У тех народов, которые традиционно привыкли жить в малопригодной для земледелия местности, развивается общественный строй, которые многие исследователи склонны определять как ВОЕННАЯ ДЕМОКРАТИЯ (впервые термин употребил известный американский историк и этнограф Льюис Морган).
Вот что пишет, например, выдающийся российский этнолог Арутюнов о т.н. традиционной вайнахской военной демократии: “В отличие от других кавказских наций в Чечне никогда не было феодализма. Традиционно она управлялась советом старейшин на основе консенсуса, но подобно всем другим военным демократиям (как, например, ирокезы в Америке или зулу в южной Африке) чеченцы сохраняют институт военного вождя. В мирное время они не признают верховной власти и могут распадаться на сотню враждующих кланов. Однако в период опасности перед лицом агрессии враждующие кланы объединяются и избирают военного лидера. Этот лидер может быть известен каждому как не самый приятный человек, но он избирается за то, что является хорошим генералом. Когда идет война, этому лидеру подчиняются все»[4].

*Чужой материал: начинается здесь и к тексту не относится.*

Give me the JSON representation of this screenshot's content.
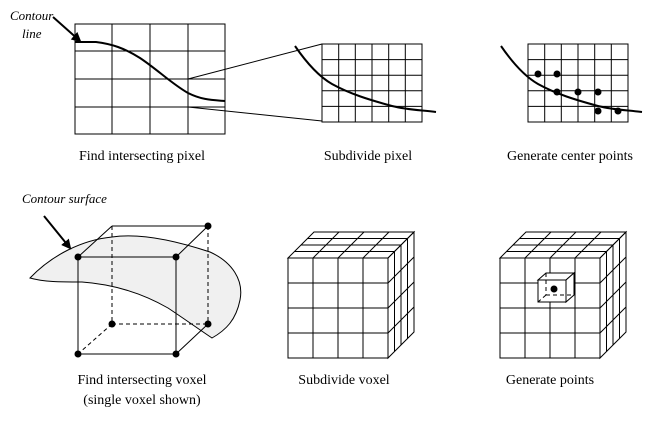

Но у этой системы есть и обратная сторона. В частности исследователь проблемы Анатоль Ливен замечает: "Чеченцы представляют собою национальность, не идентифицирующую себя с государством и обществом, в котором они живут. У них вообще отсутствует мотивация подчиняться законам этого государства и общества. Они имеют свои древние традиции, которые противостоят "просвещенному", "плюралистическому" и "прогрессивному" либерализму, и свои социальные нормы, которые делают чеченское общество непрозрачным для внешнего исследования. В стране, где существует смесь плохо институализированной "демократии", социальной дезинтеграции, слабости государства и государственной коррупции, для них, внутренне сплоченных и исключительно эффективных и беспощадных в достижении своих целей, открылись невероятные возможности и пространство для организованной криминальной деятельности»[5].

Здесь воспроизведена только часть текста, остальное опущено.